Hospital

Por la orilla

El tiempo en el hospital no es lineal, no transcurre secuencialmente, a veces pasan horas en minutos, a veces un instante se detiene durante una semana entera. Todo es elíptico, es decir, gira en torno a dos focos: Uno lo ocupan las comidas, el otro, esos 47 segundos que dura la explicación críptica de un médico de guardia informándote de «cómo va lo tuyo». Todo el día esperas esos momentos. Todos los días. Días que se amontonan, se solapan, se confunden…

—¿No me dijiste ayer que…?

—No, fue el jueves.

—¿Cuándo fue jueves?

¿Qué es un jueves?

El concepto de «dejà vu» se sublima, se evapora y lo llena todo, como un gas… narcótico.

Y los segundos ya no son segundos, son terceros. Sí, lo descubrí un día deambulando impreciso por los pasillos, cuando leí un cartel (entre «Archivos y Documentación» y «Sala de Espera de Triaje»): «Atención a Terceros», rezaba.

—¿Qué son los «Terceros»? —me repetía como un «tam-tam» mi cerebro. ¿Serán los que llegaron delante de los cuartos? ¿O los premiados con medalla de bronce, en esas carreras que se desarrollan tácitamente sin correr, pero apurando el paso para llegar a la escalera mecánica antes que la señora de las muletas?

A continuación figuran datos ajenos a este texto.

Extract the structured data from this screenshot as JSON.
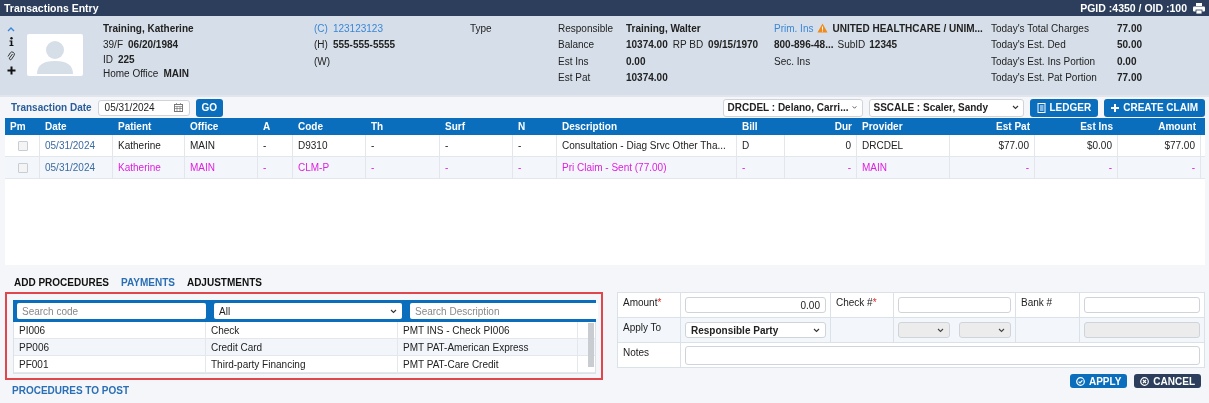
{
  "window": {
    "title": "Transactions Entry",
    "ids": "PGID :4350  /  OID :100"
  },
  "patient": {
    "name": "Training, Katherine",
    "age_sex": "39/F",
    "dob": "06/20/1984",
    "id_label": "ID",
    "id": "225",
    "office_label": "Home Office",
    "office": "MAIN"
  },
  "phones": [
    {
      "label": "(C)",
      "value": "123123123",
      "link": true
    },
    {
      "label": "(H)",
      "value": "555-555-5555",
      "link": false
    },
    {
      "label": "(W)",
      "link": false
    }
  ],
  "type_label": "Type",
  "responsible": [
    {
      "label": "Responsible",
      "value": "Training, Walter"
    },
    {
      "label": "Balance",
      "value": "10374.00",
      "extra_label": "RP BD",
      "extra": "09/15/1970"
    },
    {
      "label": "Est Ins",
      "value": "0.00"
    },
    {
      "label": "Est Pat",
      "value": "10374.00"
    }
  ],
  "insurance": {
    "primary_label": "Prim. Ins",
    "warning": true,
    "primary": "UNITED HEALTHCARE / UNIM...",
    "phone": "800-896-48...",
    "subid_label": "SubID",
    "subid": "12345",
    "secondary_label": "Sec. Ins"
  },
  "totals": [
    {
      "label": "Today's Total Charges",
      "value": "77.00"
    },
    {
      "label": "Today's Est. Ded",
      "value": "50.00"
    },
    {
      "label": "Today's Est. Ins Portion",
      "value": "0.00"
    },
    {
      "label": "Today's Est. Pat Portion",
      "value": "77.00"
    }
  ],
  "toolbar": {
    "date_label": "Transaction Date",
    "date": "05/31/2024",
    "go": "GO",
    "provider": "DRCDEL : Delano, Carri...",
    "hygienist": "SSCALE : Scaler, Sandy",
    "ledger": "LEDGER",
    "create_claim": "CREATE CLAIM"
  },
  "table": {
    "columns": [
      "Pm",
      "Date",
      "Patient",
      "Office",
      "A",
      "Code",
      "Th",
      "Surf",
      "N",
      "Description",
      "Bill",
      "Dur",
      "Provider",
      "Est Pat",
      "Est Ins",
      "Amount"
    ],
    "rows": [
      {
        "kind": "procedure",
        "checked": false,
        "cells": [
          "",
          "05/31/2024",
          "Katherine",
          "MAIN",
          "-",
          "D9310",
          "-",
          "-",
          "-",
          "Consultation - Diag Srvc Other Tha...",
          "D",
          "0",
          "DRCDEL",
          "$77.00",
          "$0.00",
          "$77.00"
        ]
      },
      {
        "kind": "claim",
        "checked": false,
        "cells": [
          "",
          "05/31/2024",
          "Katherine",
          "MAIN",
          "-",
          "CLM-P",
          "-",
          "-",
          "-",
          "Pri Claim - Sent (77.00)",
          "-",
          "-",
          "MAIN",
          "-",
          "-",
          "-"
        ]
      }
    ]
  },
  "tabs": [
    {
      "label": "ADD PROCEDURES",
      "selected": false
    },
    {
      "label": "PAYMENTS",
      "selected": true
    },
    {
      "label": "ADJUSTMENTS",
      "selected": false
    }
  ],
  "payment_search": {
    "code_placeholder": "Search code",
    "filter": "All",
    "description_placeholder": "Search Description",
    "rows": [
      [
        "PI006",
        "Check",
        "PMT INS - Check PI006"
      ],
      [
        "PP006",
        "Credit Card",
        "PMT PAT-American Express"
      ],
      [
        "PF001",
        "Third-party Financing",
        "PMT PAT-Care Credit"
      ]
    ]
  },
  "payment_form": {
    "amount_label": "Amount",
    "required_mark": "*",
    "amount": "0.00",
    "check_label": "Check #",
    "bank_label": "Bank #",
    "apply_to_label": "Apply To",
    "apply_to": "Responsible Party",
    "notes_label": "Notes"
  },
  "procedures_to_post": "PROCEDURES TO POST",
  "buttons": [
    {
      "kind": "apply",
      "label": "APPLY"
    },
    {
      "kind": "cancel",
      "label": "CANCEL"
    }
  ]
}
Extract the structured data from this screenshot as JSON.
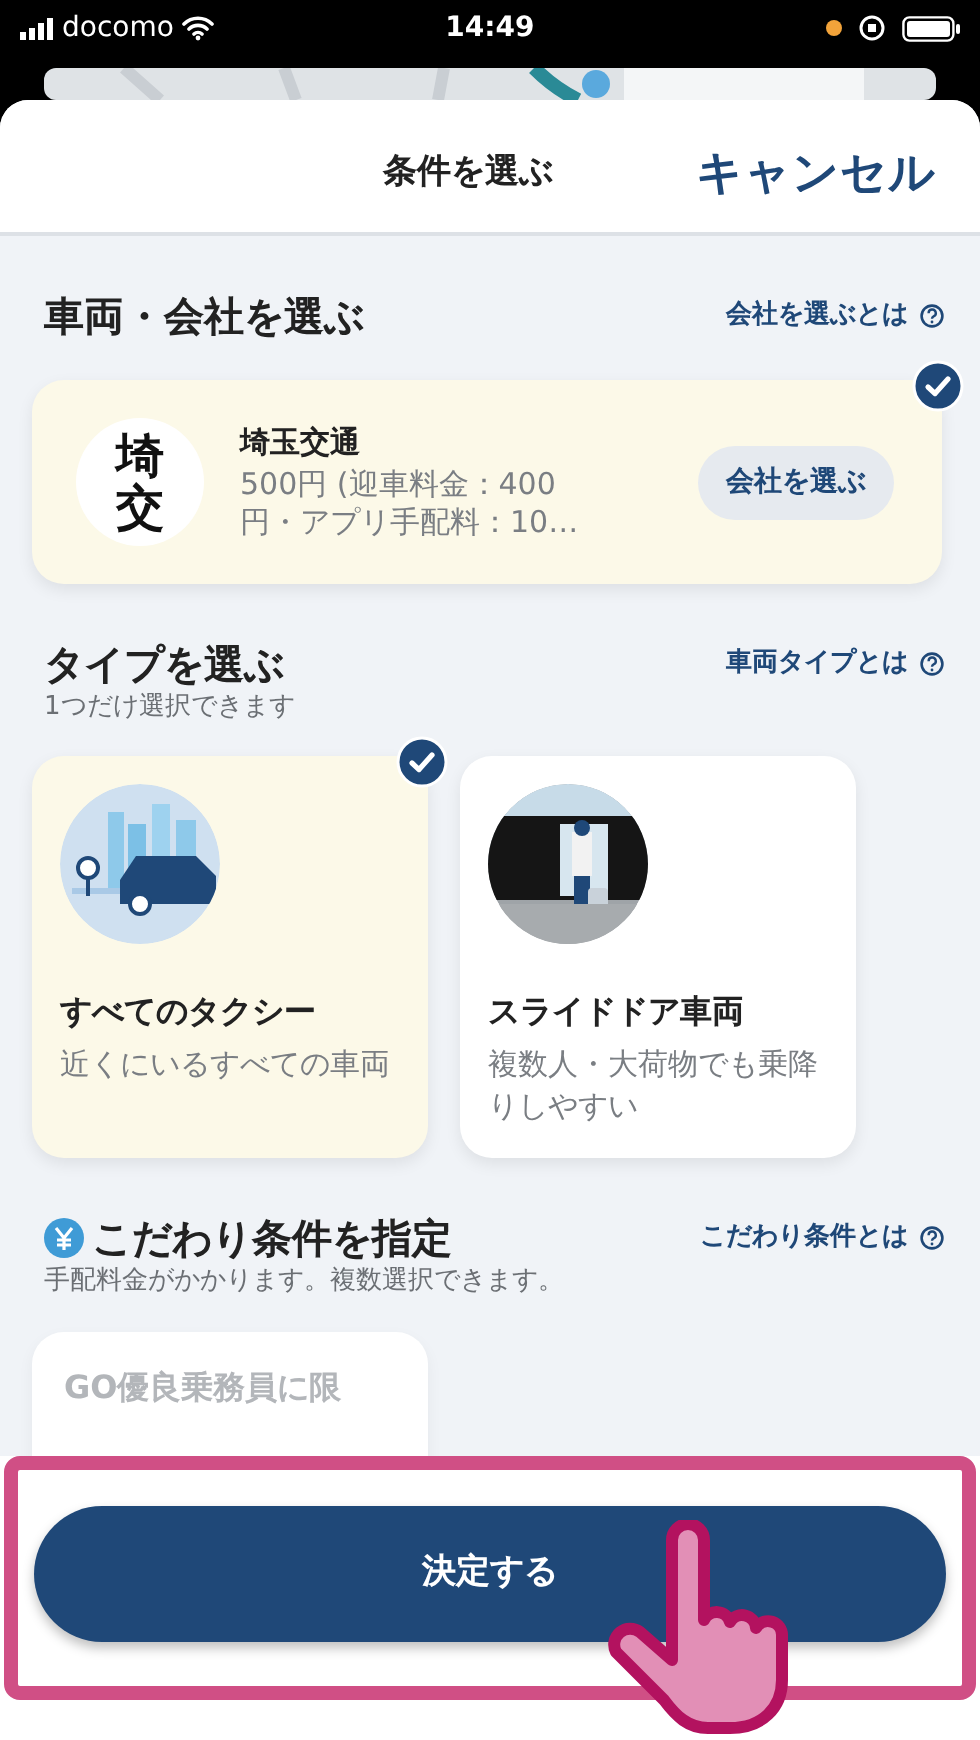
{
  "status_bar": {
    "carrier": "docomo",
    "time": "14:49"
  },
  "header": {
    "title": "条件を選ぶ",
    "cancel": "キャンセル"
  },
  "sections": [
    {
      "kind": "company",
      "title": "車両・会社を選ぶ",
      "help_link": "会社を選ぶとは",
      "company": {
        "logo": "埼交",
        "name": "埼玉交通",
        "description": "500円 (迎車料金：400円・アプリ手配料：10…",
        "button": "会社を選ぶ",
        "selected": true
      }
    },
    {
      "kind": "types",
      "title": "タイプを選ぶ",
      "subtitle": "1つだけ選択できます",
      "help_link": "車両タイプとは",
      "options": [
        {
          "title": "すべてのタクシー",
          "description": "近くにいるすべての車両",
          "selected": true
        },
        {
          "title": "スライドドア車両",
          "description": "複数人・大荷物でも乗降りしやすい",
          "selected": false
        }
      ]
    },
    {
      "kind": "extras",
      "paid": true,
      "title": "こだわり条件を指定",
      "subtitle": "手配料金がかかります。複数選択できます。",
      "help_link": "こだわり条件とは",
      "options": [
        {
          "title": "GO優良乗務員に限",
          "selected": false
        }
      ]
    }
  ],
  "confirm_button": "決定する"
}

Pues no, los «terceros», en el hospital, son los segundos de los relojes, un lapso indefinido de tiempo que se resume en lo que se tarda desde la puerta giratoria de colorines hasta la escalera mecánica que hay delante del kiosco, a paso neutro (sin participar en la carrera, pero sin la desgana del caminar sin rumbo detrás de la gente).

¿Cuántos «terceros» llevo aquí dentro? Varios. No sé si muchos o pocos, porque los jueves-lunes hace ya tiempo que se desdibujaron.

El tiempo en el hospital no es lineal, no transcurre. Yo creo que no existe, sucede. Como se suceden las vueltas de la puerta giratoria (la de colorines), como los paseos acompañando a un cigarrillo bajo la hilera de sillas. En mi hospital hay una hilera de sillas gigantes, amontonadas, desordenadas, de Mariscal.

No dan mucha sombra y no protegen de la lluvia, tampoco hay donde sentarse (las sillas miden seis metros de altura), pero a mí me gustan; todo el mundo las critica: que si «un gasto innecesario», que si «se podían haber hecho más habitaciones» (hay una planta entera vacía, llena de recortes), que si «cosa de políticos» … y a mí me gustan… Me parece que atrapan el tiempo en sus patas cruzadas y sus respaldos huecos. Esos huecos entretejidos de momentos, de miradas. Nido de «terceros».

Me gusta imaginarme a los «terceros» anidando entre las sillas, en blanco y negro, como las pegas. Sí, mi hospital es dormidero de urracas, esos pájaros blancos y negros o verdes o azules o… Esos pájaros que son claros descendientes de los terópodos raptores (unos dinosaurios que hubo antaño, muy listos, parece ser, ellos). Que se pasean con su caminar extraño, que no es ni andar ni correr, entre los hilos del tiempo, entre los nudos «terceros», desnudos de tiempo…

Tiempo…

El tiempo en el hospital es otra cosa, y lo paso, a veces, observando a los conejos. Raro, sí, pero cierto, este hospital está lleno de conejos, en los jardines, en el «parking». Pastan entre las curvas elípticas de la puerta giratoria haciendo sombras en los colorines, mezclando a Platón y a Newton en los giros rápidos y lentos (al no haber tiempo…) que confunden los colores en un ruido blanco brumoso, tamizado por el aleteo de los dinosaurios.

Sirven para ponerles «pegas» a las explicaciones médicas que duran 47 segundos o un par de «terceros», envolviendo el menú insípido, que mezcla el primer plato con el azúcar del café humeante en el cigarrillo bajo las sillas. Mientras, a lo lejos, un conejo ríe vertical sin entender nada del tiempo.

El tiempo, en el hospital, no es lineal, es una elipse. En los focos hay médicos de guardia, comidas, sillas, puertas, colorines, pasillos, carreras, pegas y conejos.

—¿Un cigarro?

—¿Tienes fuego? Es que perdí el mechero…

—Mal asunto.

—…

Miro a las estrellas, a las galaxias elípticas…

Así paso el tiempo, que no existe, en el hospital.